Businesses are spreading across the globe. And so are their supply chains. In retail, supply chains are growing more complex and lead times are becoming a matter of serious concern. In an earlier post
, I had mentioned the need to improve accuracy and speed of supply chains to address bloated inventory pipelines, respond to changing markets and consumer preferences and reduce supply chain management costs. Reaching these decisions is not rocket science, it is common sense. A recent research by the Aberdeen Group reinforces this, exposing the extent to which supply chain visibility has become a concern. The study indicated that supply chain complexity was the top business pressure (44%)[i] and visibility was a key issue.
This brings me to ask a simple question: What is meant by supply chain visibility? If you are making decisions around supply chain visibility, you perhaps have a view that places greater emphasis on one of the following: process, technology, strategy or business outcomes. We’ll try and focus on more general and universal characteristics of supply chain visibility. For retailers, supply chain visibility should ideally mean the discipline and practice of capturing information and data related to materials (items or SKUs for sale or components for assembly/ production from vendors and suppliers), capital (accounts receivable, payable, cost of capital etc.) and organizational information (demand forecasts, actual sales, margins, BOM, production capacity, distribution capability etc.) and turning that into intelligence for business decision making.
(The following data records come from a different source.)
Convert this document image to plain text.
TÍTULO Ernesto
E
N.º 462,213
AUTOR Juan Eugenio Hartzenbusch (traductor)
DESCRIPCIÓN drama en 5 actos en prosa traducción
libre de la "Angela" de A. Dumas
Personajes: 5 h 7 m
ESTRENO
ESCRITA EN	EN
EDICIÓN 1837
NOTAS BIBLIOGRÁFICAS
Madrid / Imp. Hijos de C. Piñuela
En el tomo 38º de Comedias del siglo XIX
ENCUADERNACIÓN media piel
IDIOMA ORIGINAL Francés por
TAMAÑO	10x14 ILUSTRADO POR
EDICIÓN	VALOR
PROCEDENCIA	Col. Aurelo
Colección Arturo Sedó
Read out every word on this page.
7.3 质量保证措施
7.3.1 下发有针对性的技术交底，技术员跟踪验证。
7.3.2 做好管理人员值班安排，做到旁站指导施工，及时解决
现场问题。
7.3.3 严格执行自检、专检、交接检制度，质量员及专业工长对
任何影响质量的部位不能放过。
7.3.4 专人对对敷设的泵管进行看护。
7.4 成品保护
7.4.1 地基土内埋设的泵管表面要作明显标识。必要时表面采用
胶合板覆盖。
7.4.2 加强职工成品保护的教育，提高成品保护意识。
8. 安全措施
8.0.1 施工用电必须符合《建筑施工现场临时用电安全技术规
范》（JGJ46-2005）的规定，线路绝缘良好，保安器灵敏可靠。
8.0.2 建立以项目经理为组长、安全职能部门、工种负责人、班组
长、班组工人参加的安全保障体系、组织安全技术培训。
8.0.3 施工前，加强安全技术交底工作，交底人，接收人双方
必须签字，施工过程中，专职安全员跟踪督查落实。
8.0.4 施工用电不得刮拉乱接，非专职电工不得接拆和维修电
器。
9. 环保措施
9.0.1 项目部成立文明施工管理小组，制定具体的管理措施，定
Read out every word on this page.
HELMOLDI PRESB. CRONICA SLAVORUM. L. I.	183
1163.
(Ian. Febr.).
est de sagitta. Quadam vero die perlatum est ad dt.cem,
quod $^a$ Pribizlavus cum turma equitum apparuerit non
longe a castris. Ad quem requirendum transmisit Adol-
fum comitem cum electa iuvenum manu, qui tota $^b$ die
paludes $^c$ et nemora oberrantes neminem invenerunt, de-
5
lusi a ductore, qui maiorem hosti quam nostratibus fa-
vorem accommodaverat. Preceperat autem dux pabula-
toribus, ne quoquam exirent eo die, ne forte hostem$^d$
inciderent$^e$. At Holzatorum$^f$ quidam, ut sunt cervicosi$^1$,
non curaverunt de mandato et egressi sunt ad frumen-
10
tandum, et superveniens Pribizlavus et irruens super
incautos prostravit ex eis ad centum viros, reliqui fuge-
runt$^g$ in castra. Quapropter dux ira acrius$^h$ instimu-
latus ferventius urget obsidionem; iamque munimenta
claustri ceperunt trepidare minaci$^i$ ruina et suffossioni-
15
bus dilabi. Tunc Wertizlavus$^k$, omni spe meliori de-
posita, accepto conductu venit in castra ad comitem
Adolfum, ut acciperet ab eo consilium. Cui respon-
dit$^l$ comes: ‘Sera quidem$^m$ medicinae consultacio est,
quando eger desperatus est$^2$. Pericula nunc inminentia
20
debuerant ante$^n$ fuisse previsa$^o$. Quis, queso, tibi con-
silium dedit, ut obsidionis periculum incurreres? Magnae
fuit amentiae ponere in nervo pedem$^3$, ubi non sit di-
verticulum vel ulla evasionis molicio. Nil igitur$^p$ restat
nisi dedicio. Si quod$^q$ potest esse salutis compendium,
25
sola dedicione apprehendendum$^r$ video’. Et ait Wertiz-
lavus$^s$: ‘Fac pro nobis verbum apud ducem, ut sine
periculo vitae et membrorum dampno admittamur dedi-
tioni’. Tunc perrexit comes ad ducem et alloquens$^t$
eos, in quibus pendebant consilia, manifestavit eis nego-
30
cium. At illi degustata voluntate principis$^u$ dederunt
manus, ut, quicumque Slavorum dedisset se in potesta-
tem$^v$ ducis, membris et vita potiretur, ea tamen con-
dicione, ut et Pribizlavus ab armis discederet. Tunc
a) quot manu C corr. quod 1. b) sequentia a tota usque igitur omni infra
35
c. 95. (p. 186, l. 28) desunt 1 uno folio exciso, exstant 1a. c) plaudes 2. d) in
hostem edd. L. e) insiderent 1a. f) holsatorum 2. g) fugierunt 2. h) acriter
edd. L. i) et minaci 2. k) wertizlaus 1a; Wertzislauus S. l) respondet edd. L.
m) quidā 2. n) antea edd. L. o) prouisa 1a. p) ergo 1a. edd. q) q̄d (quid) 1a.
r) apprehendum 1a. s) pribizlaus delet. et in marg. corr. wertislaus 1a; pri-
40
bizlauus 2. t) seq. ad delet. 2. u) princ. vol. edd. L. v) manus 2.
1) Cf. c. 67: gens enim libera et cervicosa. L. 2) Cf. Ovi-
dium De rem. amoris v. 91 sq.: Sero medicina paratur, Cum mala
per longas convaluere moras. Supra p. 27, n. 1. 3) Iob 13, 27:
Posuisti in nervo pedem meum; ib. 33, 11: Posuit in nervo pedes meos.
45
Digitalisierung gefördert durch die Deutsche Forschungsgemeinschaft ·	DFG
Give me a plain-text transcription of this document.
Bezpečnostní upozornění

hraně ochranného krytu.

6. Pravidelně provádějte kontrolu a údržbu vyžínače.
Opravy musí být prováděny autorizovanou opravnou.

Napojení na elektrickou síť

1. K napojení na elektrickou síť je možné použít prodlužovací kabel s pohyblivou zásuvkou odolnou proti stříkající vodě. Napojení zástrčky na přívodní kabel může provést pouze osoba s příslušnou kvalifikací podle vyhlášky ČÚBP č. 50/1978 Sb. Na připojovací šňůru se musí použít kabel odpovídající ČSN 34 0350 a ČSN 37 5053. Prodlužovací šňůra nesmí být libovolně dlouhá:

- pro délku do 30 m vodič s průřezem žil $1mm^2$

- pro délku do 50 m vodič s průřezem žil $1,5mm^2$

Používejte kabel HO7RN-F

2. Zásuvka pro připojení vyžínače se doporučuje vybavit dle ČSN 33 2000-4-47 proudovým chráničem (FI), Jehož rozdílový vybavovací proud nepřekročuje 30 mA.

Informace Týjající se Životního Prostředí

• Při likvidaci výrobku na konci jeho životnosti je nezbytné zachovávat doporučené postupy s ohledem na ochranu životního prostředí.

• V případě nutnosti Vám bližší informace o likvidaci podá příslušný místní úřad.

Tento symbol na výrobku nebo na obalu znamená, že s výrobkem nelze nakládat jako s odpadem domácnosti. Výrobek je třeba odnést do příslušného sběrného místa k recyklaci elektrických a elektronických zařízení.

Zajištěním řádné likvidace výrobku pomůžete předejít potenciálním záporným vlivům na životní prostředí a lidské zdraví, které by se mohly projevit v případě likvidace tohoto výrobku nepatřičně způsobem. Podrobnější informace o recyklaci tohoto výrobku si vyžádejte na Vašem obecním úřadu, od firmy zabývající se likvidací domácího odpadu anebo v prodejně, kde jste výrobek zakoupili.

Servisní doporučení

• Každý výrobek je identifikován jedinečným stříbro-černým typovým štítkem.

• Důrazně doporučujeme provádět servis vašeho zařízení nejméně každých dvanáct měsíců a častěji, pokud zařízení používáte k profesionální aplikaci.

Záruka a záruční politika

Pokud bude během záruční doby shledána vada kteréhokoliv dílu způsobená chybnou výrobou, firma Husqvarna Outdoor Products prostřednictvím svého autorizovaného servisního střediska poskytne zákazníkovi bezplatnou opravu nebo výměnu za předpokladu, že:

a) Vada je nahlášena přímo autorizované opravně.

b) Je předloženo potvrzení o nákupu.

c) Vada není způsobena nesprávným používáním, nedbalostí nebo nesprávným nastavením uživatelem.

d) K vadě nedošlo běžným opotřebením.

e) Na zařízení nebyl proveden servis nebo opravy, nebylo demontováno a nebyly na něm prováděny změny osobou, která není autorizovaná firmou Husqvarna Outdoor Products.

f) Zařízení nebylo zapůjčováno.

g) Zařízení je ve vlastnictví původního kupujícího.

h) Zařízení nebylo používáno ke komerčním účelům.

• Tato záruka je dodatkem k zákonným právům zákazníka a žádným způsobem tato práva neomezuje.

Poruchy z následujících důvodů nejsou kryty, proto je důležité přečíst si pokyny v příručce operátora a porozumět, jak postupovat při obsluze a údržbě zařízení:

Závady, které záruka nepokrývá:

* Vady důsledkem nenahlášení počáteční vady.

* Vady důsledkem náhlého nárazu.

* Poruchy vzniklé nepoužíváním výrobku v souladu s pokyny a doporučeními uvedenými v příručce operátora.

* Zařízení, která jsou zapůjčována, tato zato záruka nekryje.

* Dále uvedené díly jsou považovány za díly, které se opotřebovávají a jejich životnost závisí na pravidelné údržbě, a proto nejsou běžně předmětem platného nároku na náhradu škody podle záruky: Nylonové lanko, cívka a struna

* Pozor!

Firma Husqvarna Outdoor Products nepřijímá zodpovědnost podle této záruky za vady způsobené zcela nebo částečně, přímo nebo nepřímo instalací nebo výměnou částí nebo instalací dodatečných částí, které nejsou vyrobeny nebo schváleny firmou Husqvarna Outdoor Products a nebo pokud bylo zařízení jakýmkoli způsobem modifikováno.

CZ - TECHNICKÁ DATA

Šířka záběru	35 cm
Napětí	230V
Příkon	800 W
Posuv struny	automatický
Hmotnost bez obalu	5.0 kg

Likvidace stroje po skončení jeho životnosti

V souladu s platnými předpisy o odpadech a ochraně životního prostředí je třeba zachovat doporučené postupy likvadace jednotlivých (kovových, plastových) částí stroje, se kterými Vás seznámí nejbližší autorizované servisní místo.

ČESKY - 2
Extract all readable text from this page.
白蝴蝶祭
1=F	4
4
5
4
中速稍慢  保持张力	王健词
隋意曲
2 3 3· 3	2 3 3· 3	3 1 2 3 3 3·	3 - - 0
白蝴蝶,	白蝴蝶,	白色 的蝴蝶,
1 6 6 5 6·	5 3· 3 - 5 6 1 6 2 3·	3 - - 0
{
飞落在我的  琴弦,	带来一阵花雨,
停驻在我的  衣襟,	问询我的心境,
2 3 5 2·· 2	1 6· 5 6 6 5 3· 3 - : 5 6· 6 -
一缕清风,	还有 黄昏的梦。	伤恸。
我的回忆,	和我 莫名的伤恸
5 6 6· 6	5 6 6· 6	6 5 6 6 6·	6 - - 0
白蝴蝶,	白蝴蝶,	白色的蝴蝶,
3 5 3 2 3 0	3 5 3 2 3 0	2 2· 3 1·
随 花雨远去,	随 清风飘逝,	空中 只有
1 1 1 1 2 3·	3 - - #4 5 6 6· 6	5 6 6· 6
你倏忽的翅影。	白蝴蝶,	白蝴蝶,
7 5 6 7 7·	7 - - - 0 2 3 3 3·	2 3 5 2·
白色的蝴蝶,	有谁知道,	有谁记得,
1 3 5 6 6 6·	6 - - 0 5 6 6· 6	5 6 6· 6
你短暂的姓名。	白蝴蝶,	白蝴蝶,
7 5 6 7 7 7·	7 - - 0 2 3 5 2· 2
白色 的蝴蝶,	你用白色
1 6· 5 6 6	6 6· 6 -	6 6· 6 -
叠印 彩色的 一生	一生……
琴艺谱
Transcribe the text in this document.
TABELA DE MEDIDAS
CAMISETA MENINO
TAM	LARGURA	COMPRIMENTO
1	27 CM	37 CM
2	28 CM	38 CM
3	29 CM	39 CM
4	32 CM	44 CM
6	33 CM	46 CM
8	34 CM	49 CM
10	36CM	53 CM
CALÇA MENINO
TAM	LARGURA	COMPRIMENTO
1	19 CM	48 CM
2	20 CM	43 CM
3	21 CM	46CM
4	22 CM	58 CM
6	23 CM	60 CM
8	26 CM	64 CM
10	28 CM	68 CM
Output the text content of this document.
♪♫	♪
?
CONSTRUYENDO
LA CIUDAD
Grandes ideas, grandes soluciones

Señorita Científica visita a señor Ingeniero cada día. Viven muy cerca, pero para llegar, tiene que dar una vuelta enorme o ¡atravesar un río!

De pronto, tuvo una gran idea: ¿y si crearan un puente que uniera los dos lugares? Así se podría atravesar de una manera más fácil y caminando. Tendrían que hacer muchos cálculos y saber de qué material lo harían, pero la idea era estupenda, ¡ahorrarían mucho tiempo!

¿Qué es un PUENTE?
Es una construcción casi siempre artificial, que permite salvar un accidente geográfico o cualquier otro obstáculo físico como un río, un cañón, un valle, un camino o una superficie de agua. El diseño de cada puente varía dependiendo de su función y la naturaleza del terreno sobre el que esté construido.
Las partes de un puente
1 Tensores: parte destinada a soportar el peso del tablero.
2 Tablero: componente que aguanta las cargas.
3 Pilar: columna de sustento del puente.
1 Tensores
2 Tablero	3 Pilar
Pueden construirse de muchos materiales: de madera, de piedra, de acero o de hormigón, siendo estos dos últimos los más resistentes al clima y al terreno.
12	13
The components of supply chain visibility are rather simple. It is making supply chain visibility effective that retailers need to focus on. Here is a quick 30,000 feet view of creating effective supply chain visibility:
1. Capturing data: In retail, the key is to capture the data as it is created in the supply chain, in real time or near real time, and distribute/ share it across stakeholders. To minimize bottlenecks and poor decision-making, retailers need strong data governance that ensures a single source of truth.
2. Inter-relating data: Retailers must create strong capabilities to inter-relate data in different formats from different sources. Making available the right data at the right time to the right stakeholders is the key.
3. Supporting decision-making: Providing stakeholders (organization, suppliers and trading partners) the ability to review the data and take instant action.
A concept that is taking root in supply chain practice is the idea of setting up a control tower to improve supply chain visibility. The concept is derived from aviation where a control tower has complete visibility of the airport as well as the inbound and outbound aircraft traffic. Many global companies are using Supply Chain Control Towers to gain end-to-end views of their supply and distribution flows. The control tower is able to get a bird’s eye view of the business - the idea of a 30,000 feet view becomes even more relevant - and is able to ensure that everyone works towards a single goal, regardless of the functional area, the tools they work with and the management practices they adopt. Not only does the control tower monitor the flow of materials and products but it also provides insights to various stakeholders in the supply chain that can prevent possible bottle necks, help the supply chain respond rapidly to change, measure performance and create reports.
Think of the Supply Chain Control Tower as a hub built around people and technology. Can your business enhance short and long term visibility in its supply chain, thereby improving its control of the organization and its partners?